Yucca prospers in full sun and a well-drained soil. This evergreen rosette (no stem) shrub is native from South Carolina south to Florida and Mississippi, but is surprisingly hardy as far north as USDA hardiness zones 5 (zone 4 with additional winter protection).
Yucca’s foliage stands upright and arching. ‘Color Guard’ is a gold-centered variegated form. The sword-like foliage reaches 3 to 4 feet tall and wide. The spine-tipped leaves are 1-2 ½ feet long and 3- 4 inches wide with green margins and striking creamy gold centers. Long curly white threads are found along the leaf margins. Variegation is steadfast and is not lost over the years as experienced with some other variegated cultivars.

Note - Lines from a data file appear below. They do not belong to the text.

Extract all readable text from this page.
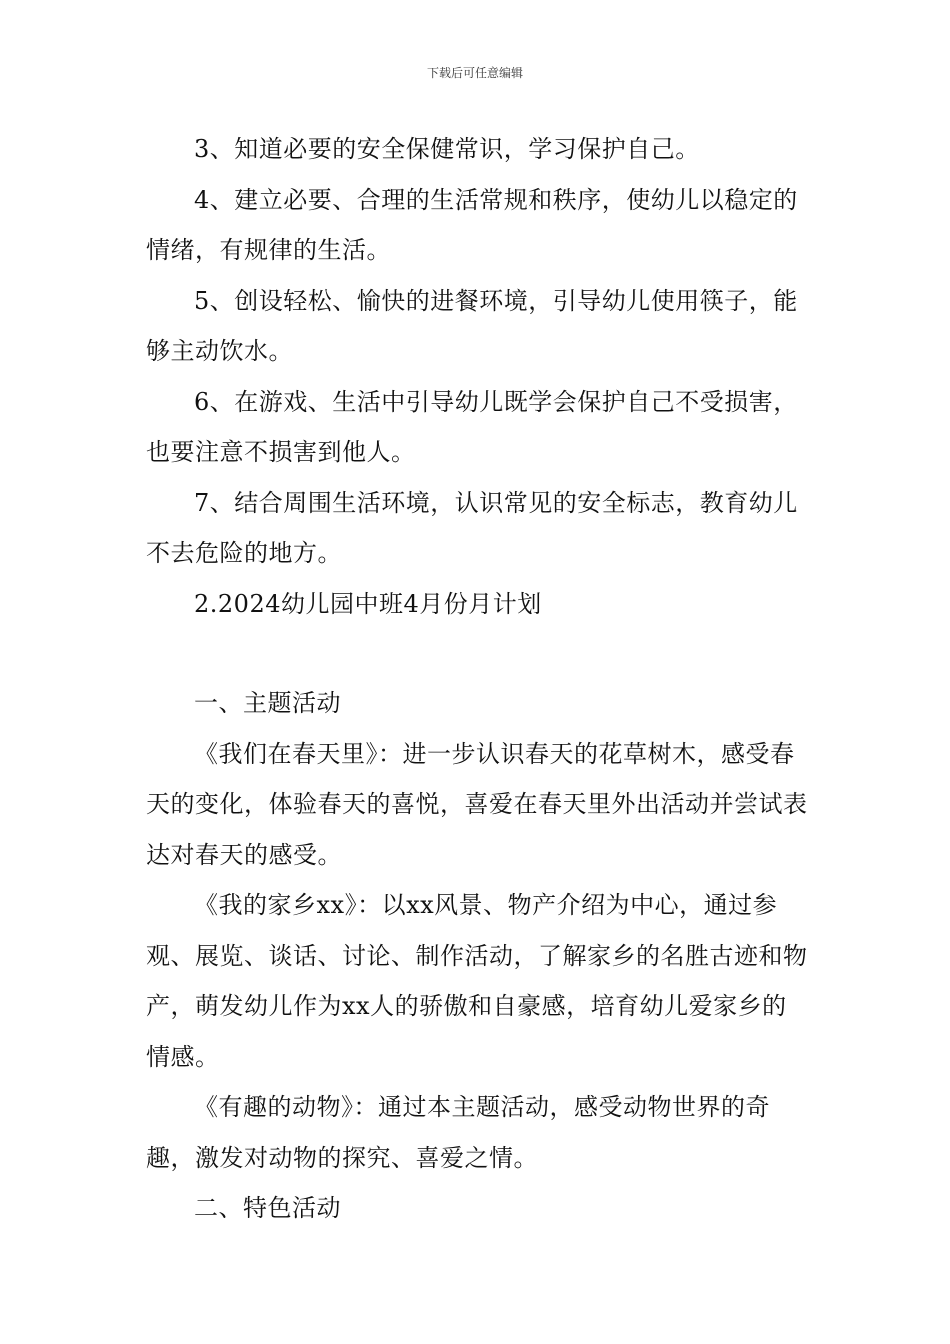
下载后可任意编辑

3、知道必要的安全保健常识，学习保护自己。

4、建立必要、合理的生活常规和秩序，使幼儿以稳定的情绪，有规律的生活。

5、创设轻松、愉快的进餐环境，引导幼儿使用筷子，能够主动饮水。

6、在游戏、生活中引导幼儿既学会保护自己不受损害，也要注意不损害到他人。

7、结合周围生活环境，认识常见的安全标志，教育幼儿不去危险的地方。

2.2024幼儿园中班4月份月计划

一、主题活动

《我们在春天里》：进一步认识春天的花草树木，感受春天的变化，体验春天的喜悦，喜爱在春天里外出活动并尝试表达对春天的感受。

《我的家乡xx》：以xx风景、物产介绍为中心，通过参观、展览、谈话、讨论、制作活动，了解家乡的名胜古迹和物产，萌发幼儿作为xx人的骄傲和自豪感，培育幼儿爱家乡的情感。

《有趣的动物》：通过本主题活动，感受动物世界的奇趣，激发对动物的探究、喜爱之情。

二、特色活动
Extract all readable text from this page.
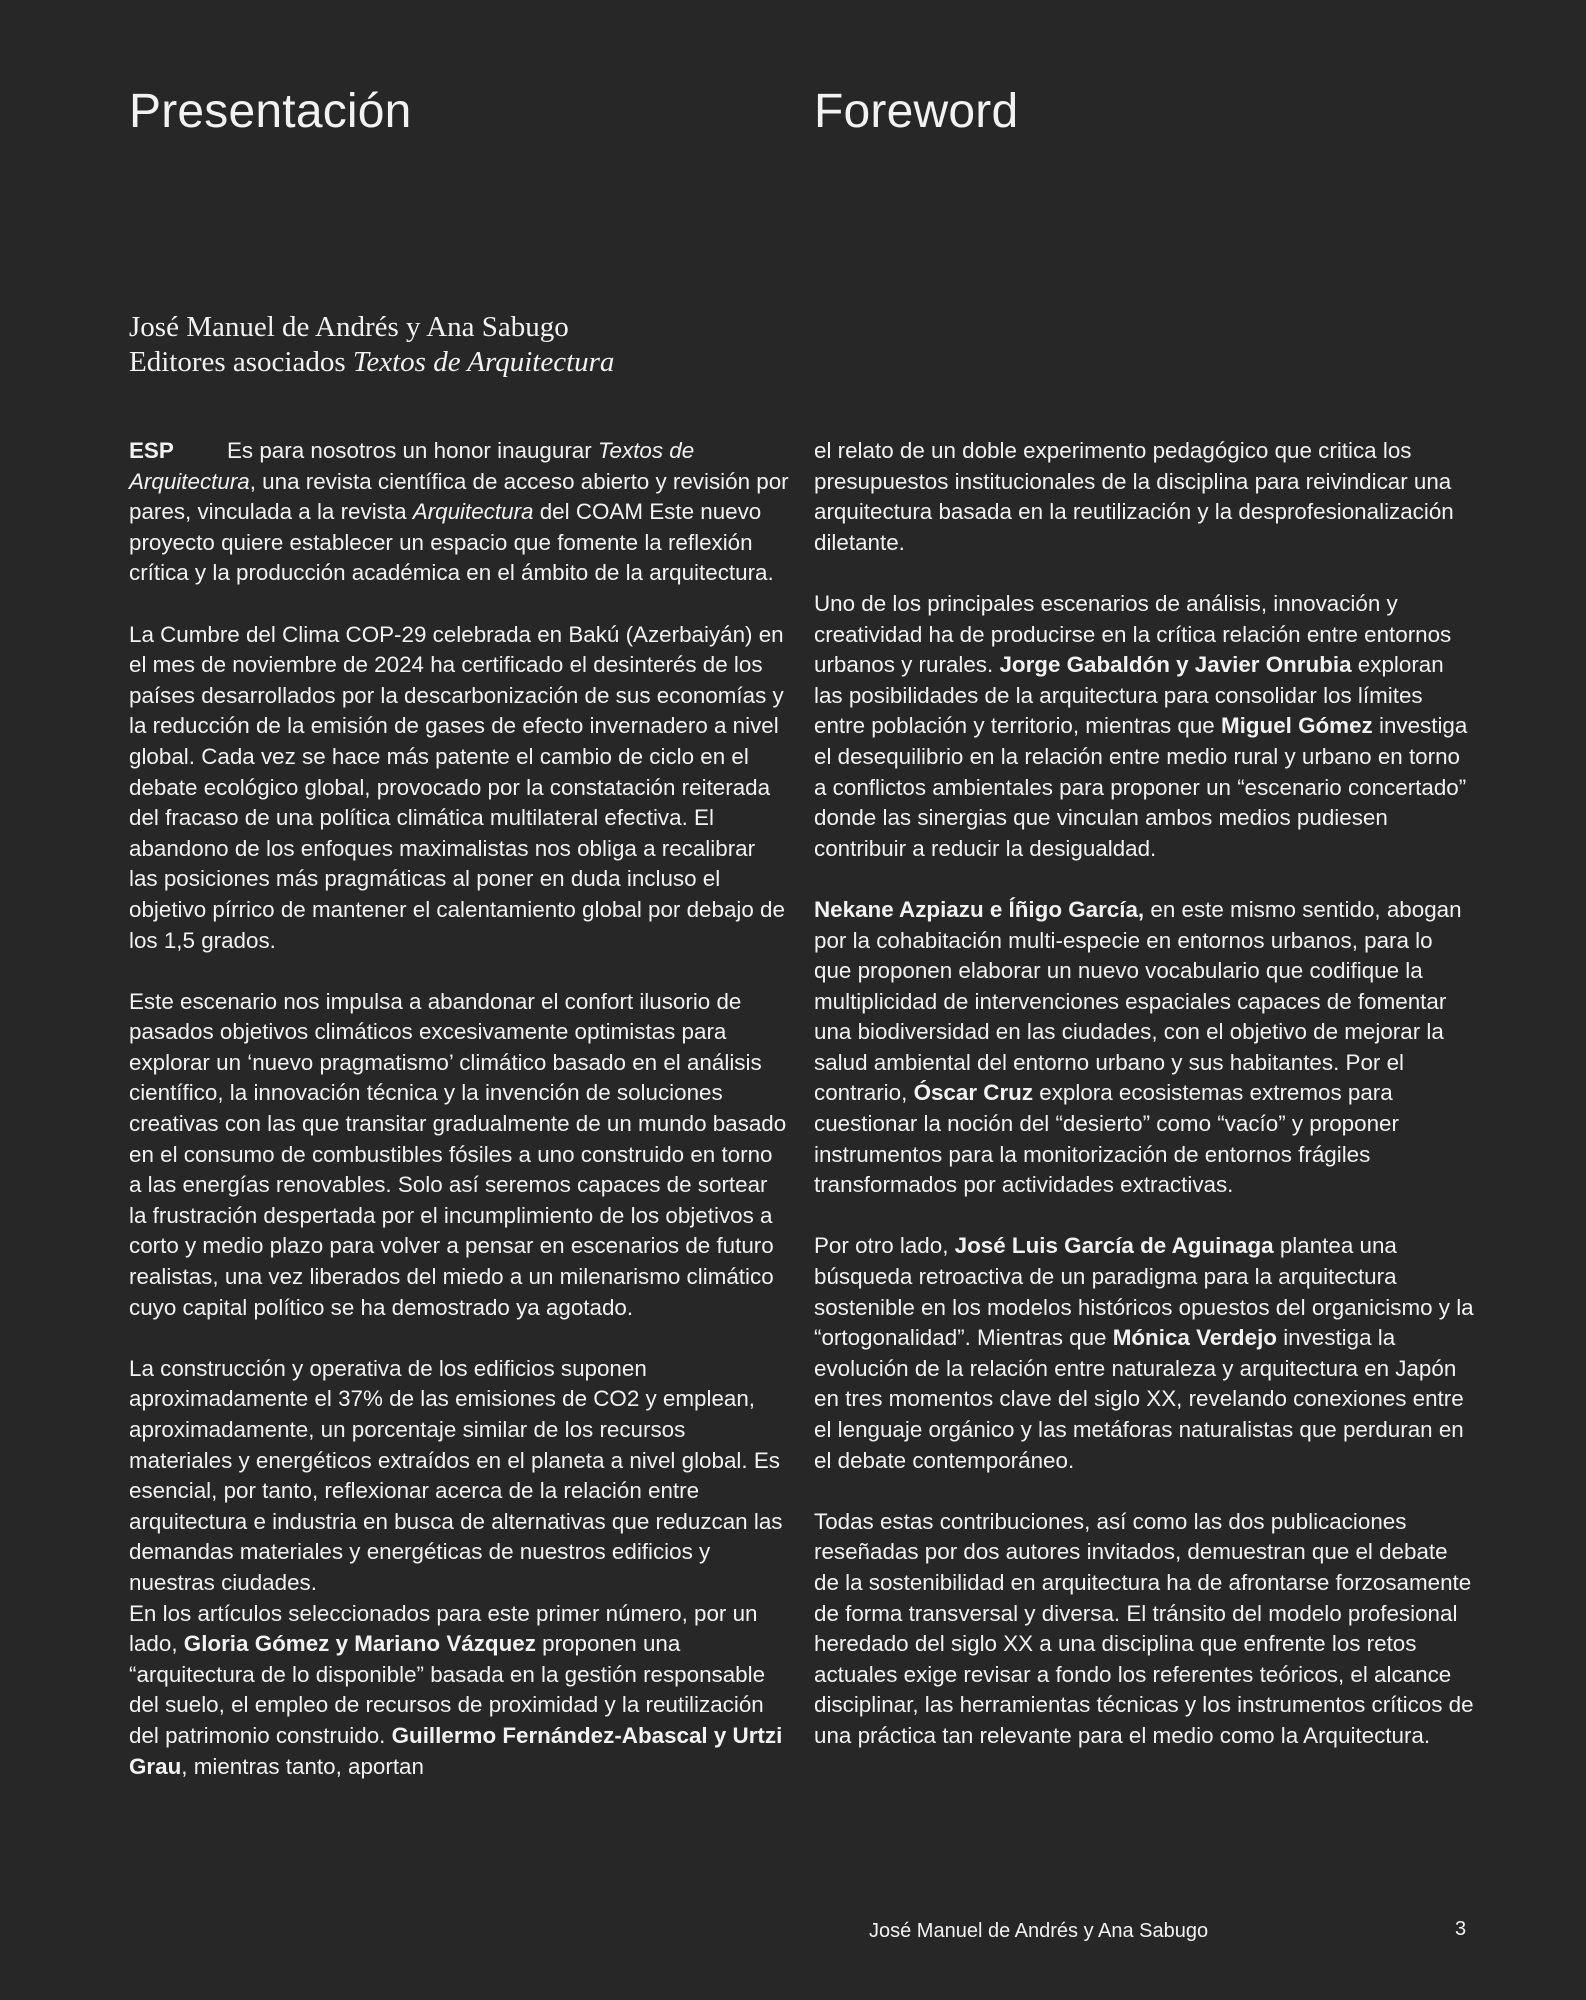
Presentación	Foreword
José Manuel de Andrés y Ana Sabugo
Editores asociados Textos de Arquitectura

ESP Es para nosotros un honor inaugurar Textos de Arquitectura, una revista científica de acceso abierto y revisión por pares, vinculada a la revista Arquitectura del COAM Este nuevo proyecto quiere establecer un espacio que fomente la reflexión crítica y la producción académica en el ámbito de la arquitectura.

La Cumbre del Clima COP-29 celebrada en Bakú (Azerbaiyán) en el mes de noviembre de 2024 ha certificado el desinterés de los países desarrollados por la descarbonización de sus economías y la reducción de la emisión de gases de efecto invernadero a nivel global. Cada vez se hace más patente el cambio de ciclo en el debate ecológico global, provocado por la constatación reiterada del fracaso de una política climática multilateral efectiva. El abandono de los enfoques maximalistas nos obliga a recalibrar las posiciones más pragmáticas al poner en duda incluso el objetivo pírrico de mantener el calentamiento global por debajo de los 1,5 grados.

Este escenario nos impulsa a abandonar el confort ilusorio de pasados objetivos climáticos excesivamente optimistas para explorar un ‘nuevo pragmatismo’ climático basado en el análisis científico, la innovación técnica y la invención de soluciones creativas con las que transitar gradualmente de un mundo basado en el consumo de combustibles fósiles a uno construido en torno a las energías renovables. Solo así seremos capaces de sortear la frustración despertada por el incumplimiento de los objetivos a corto y medio plazo para volver a pensar en escenarios de futuro realistas, una vez liberados del miedo a un milenarismo climático cuyo capital político se ha demostrado ya agotado.

La construcción y operativa de los edificios suponen aproximadamente el 37% de las emisiones de CO2 y emplean, aproximadamente, un porcentaje similar de los recursos materiales y energéticos extraídos en el planeta a nivel global. Es esencial, por tanto, reflexionar acerca de la relación entre arquitectura e industria en busca de alternativas que reduzcan las demandas materiales y energéticas de nuestros edificios y nuestras ciudades.

En los artículos seleccionados para este primer número, por un lado, Gloria Gómez y Mariano Vázquez proponen una “arquitectura de lo disponible” basada en la gestión responsable del suelo, el empleo de recursos de proximidad y la reutilización del patrimonio construido. Guillermo Fernández-Abascal y Urtzi Grau, mientras tanto, aportan

el relato de un doble experimento pedagógico que critica los presupuestos institucionales de la disciplina para reivindicar una arquitectura basada en la reutilización y la desprofesionalización diletante.

Uno de los principales escenarios de análisis, innovación y creatividad ha de producirse en la crítica relación entre entornos urbanos y rurales. Jorge Gabaldón y Javier Onrubia exploran las posibilidades de la arquitectura para consolidar los límites entre población y territorio, mientras que Miguel Gómez investiga el desequilibrio en la relación entre medio rural y urbano en torno a conflictos ambientales para proponer un “escenario concertado” donde las sinergias que vinculan ambos medios pudiesen contribuir a reducir la desigualdad.

Nekane Azpiazu e Íñigo García, en este mismo sentido, abogan por la cohabitación multi-especie en entornos urbanos, para lo que proponen elaborar un nuevo vocabulario que codifique la multiplicidad de intervenciones espaciales capaces de fomentar una biodiversidad en las ciudades, con el objetivo de mejorar la salud ambiental del entorno urbano y sus habitantes. Por el contrario, Óscar Cruz explora ecosistemas extremos para cuestionar la noción del “desierto” como “vacío” y proponer instrumentos para la monitorización de entornos frágiles transformados por actividades extractivas.

Por otro lado, José Luis García de Aguinaga plantea una búsqueda retroactiva de un paradigma para la arquitectura sostenible en los modelos históricos opuestos del organicismo y la “ortogonalidad”. Mientras que Mónica Verdejo investiga la evolución de la relación entre naturaleza y arquitectura en Japón en tres momentos clave del siglo XX, revelando conexiones entre el lenguaje orgánico y las metáforas naturalistas que perduran en el debate contemporáneo.

Todas estas contribuciones, así como las dos publicaciones reseñadas por dos autores invitados, demuestran que el debate de la sostenibilidad en arquitectura ha de afrontarse forzosamente de forma transversal y diversa. El tránsito del modelo profesional heredado del siglo XX a una disciplina que enfrente los retos actuales exige revisar a fondo los referentes teóricos, el alcance disciplinar, las herramientas técnicas y los instrumentos críticos de una práctica tan relevante para el medio como la Arquitectura.

José Manuel de Andrés y Ana Sabugo	3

In cool weather, the creamy-gold hue in the midsummer foliage takes on a pinkish tint in the autumn and rosey in the winter. Its deer-resistant foliage is covered in hundreds of curly white hairs. Branched clusters of 3-6 feet tall bouquets of fragrant creamy white bell-shaped flowers open from mid-spring into summer depending on where you garden. Flowers open from the bottom upward, keeping the plant in fresh blooms for 3 or more weeks!
Wet soil is yucca’s nemesis. Amend heavy clay soils with coarse sand or gravel for excellent drainage. It doesn’t mind very long dry spells (once it’s established in the garden for two years). Color Guard tolerates wind, heat, and humidity nicely and has few serious insect or disease problems.
Wear heavy gloves when pruning off dead flower stalks, decaying or dead foliage. Over the years plants tend to colonize or become stoloniferous. They may be cut from the mother plant and allowed to create small colonies.